Hat man den Ton ausgeschaltet, hat man ein gewöhnliches Schminkvideo vor sich. Eine 17-Jährige scheint ihren Followern zu erklären, wie man sich am besten die Wimpern schminkt. Eine völlig andere Botschaft vermittelt der Clip von Feroza Aziz ab Sekunde zehn: Sie bittet ihre Zuschauer darum, jetzt die chinesischen Internierungslager in Xinjiang zu googeln, und vergleicht den Umgang Pekings mit den Uiguren mit dem Holocaust.
Drei solcher Videos lud Aziz zwischen Sonntag und Montag auf die Videoplattform TikTok hoch. Eine Kopie erschien auch auf Twitter, und später auf Facebook und Instagram. Innerhalb weniger Stunden sahen Millionen von Menschen den Clip.

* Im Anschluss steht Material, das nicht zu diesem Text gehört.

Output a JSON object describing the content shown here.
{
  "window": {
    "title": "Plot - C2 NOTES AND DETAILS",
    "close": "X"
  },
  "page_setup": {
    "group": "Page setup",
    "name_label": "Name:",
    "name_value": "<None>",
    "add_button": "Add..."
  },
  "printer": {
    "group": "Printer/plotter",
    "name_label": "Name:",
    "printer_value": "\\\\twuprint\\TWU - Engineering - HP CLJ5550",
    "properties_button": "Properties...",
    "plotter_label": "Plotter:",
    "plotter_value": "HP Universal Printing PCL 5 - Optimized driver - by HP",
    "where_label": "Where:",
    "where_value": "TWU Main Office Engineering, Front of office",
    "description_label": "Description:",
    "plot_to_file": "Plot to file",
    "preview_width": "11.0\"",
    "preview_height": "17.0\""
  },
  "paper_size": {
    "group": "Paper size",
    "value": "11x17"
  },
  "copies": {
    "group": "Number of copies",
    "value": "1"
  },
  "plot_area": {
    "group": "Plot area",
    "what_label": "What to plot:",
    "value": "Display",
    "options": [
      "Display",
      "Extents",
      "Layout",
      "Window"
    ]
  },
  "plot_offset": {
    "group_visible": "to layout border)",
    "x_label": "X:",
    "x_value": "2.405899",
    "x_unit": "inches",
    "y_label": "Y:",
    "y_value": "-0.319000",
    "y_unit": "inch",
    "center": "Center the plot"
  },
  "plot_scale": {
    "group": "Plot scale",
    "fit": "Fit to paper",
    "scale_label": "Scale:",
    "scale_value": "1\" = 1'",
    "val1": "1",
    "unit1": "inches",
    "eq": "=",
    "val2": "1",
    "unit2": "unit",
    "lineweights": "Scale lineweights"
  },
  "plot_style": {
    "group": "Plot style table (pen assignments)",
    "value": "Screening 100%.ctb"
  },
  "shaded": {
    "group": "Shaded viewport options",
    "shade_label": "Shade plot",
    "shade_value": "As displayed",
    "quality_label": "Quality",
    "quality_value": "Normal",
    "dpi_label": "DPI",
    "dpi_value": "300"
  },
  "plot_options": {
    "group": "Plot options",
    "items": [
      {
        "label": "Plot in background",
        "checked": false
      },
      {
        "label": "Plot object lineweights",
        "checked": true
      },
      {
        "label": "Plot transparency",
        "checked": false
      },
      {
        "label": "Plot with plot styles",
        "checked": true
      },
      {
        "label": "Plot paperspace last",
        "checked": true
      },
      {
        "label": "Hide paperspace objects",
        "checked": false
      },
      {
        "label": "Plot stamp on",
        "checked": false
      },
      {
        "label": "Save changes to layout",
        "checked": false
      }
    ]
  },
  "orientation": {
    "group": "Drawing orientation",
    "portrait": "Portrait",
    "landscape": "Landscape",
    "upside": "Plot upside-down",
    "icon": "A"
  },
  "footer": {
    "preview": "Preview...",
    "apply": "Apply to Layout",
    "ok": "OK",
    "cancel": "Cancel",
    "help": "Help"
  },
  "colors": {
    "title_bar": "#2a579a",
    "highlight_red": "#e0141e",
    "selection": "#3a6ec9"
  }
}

Umgang mit Uiguren kein Thema in China
Während die China Leaks, die Berichte über die Internierungslager in der westchinesischen Provinz Xinijang, in den vergangenen Tagen die Schlagzeilen der westlichen Presse bestimmt haben, bekam man in China davon nichts mit. Die chinesische Regierung bezeichnet die Lager als "Ausbildungszentren".
Das chinesische Netz ist seit Jahren stark zensiert. In den vergangenen Jahren hat sich dies nochmals verschlimmert. Nahezu alle sozialen Plattformen wie Facebook, Instagram, Twitter und zahlreiche Nachrichten-Websites sind gesperrt (darunter auch stern.de) Sogar der Messenger-Dienst WhatsApp ist ohne eine Virtual Private Network (VPN) nicht benutzbar. Der chinesischen Regierung geht es dabei auch darum, eigene Tech-Unternehmen zu stärken, indem sie den riesigen Markt vor ausländischen Unternehmen abschirmt. So konnte die chinesische App WeChat, die Whatsapp, Facebook, Twitter und Paypal in einem ist, erst richtig groß werden.
In Hongkong "nur ein paar Krawallmacher" aktiv?
Das weitaus stärkere Motiv der chinesischen Regierung aber ist die Kontrolle über den Nachrichtenfluss. So gelang es Peking auch in den vergangenen Monaten, das Narrativ über die Unruhen in Hongkong zu bestimmen: Dort seien es lediglich ein paar Krawallmacher, die Unruhe stiften, während sich die schweigende Mehrheit nichts als Ordnung und Stabilität wünsche. Die Wahlergebnisse vom vergangenen Sonntag haben dabei recht deutlich gezeigt: Die Mehrheit der Hongkonger steht hinter den Demonstranten.

Die Videoplattform TikTok, die in China Douyin heißt und hinter der die Pekinger Firma Bytedance steht, macht da keine Ausnahme. Allerdings behauptete das Unternehmen bisher, man würde nur Inhalte innerhalb Chinas zensieren. Außerhalb der Volksrepublik seien alle Inhalte zugänglich.
"Warte noch auf Erklärung von TikTok"
Feroza Aziz sagt auf ihrem Twitter-Account, ihr TikTok-Konto sei in der Vergangenheit schon mehrmals gesperrt worden. Dies soll auch unmittelbar geschehen sein, nachdem sie die Videos über die Lage in Xinjiang hochgeladen hatte. Bytedance dagegen behauptet, dies sei nicht der Fall. Der Grund für frühere vorübergehende Sperren, seien terroristische Inhalte gewesen. Am Montag twittert Aziz, sie habe noch keine Antwort von TikTok bekommen und warte noch auf die Erklärung, warum ihr Account gesperrt worden sei.
Zeitgleich berichten mehrere US-Amerikaner, dass auch ihre WeChat-Accounts außerhalb Chinas gesperrt wurden. Dies geschah, nachdem sie sich über den Wahlsieg der pro-demokratischen Partei in Hongkong ausgetauscht hatten. Bin Xie, ein chinesisch-stämmiger Amerikaner sagte dem Magazin "Verge": "Wenn es in China Zensur gibt - meinetwegen. Aber in diesem Land?" Sein Account war gesperrt worden, nachdem er geschrieben hatte "Die Pro-Peking-Kandidaten haben auf voller Linie verloren". WeChat gehört dem chinesischen Konzern Tencent und ist der wichtigste Messenger-Dienst in China.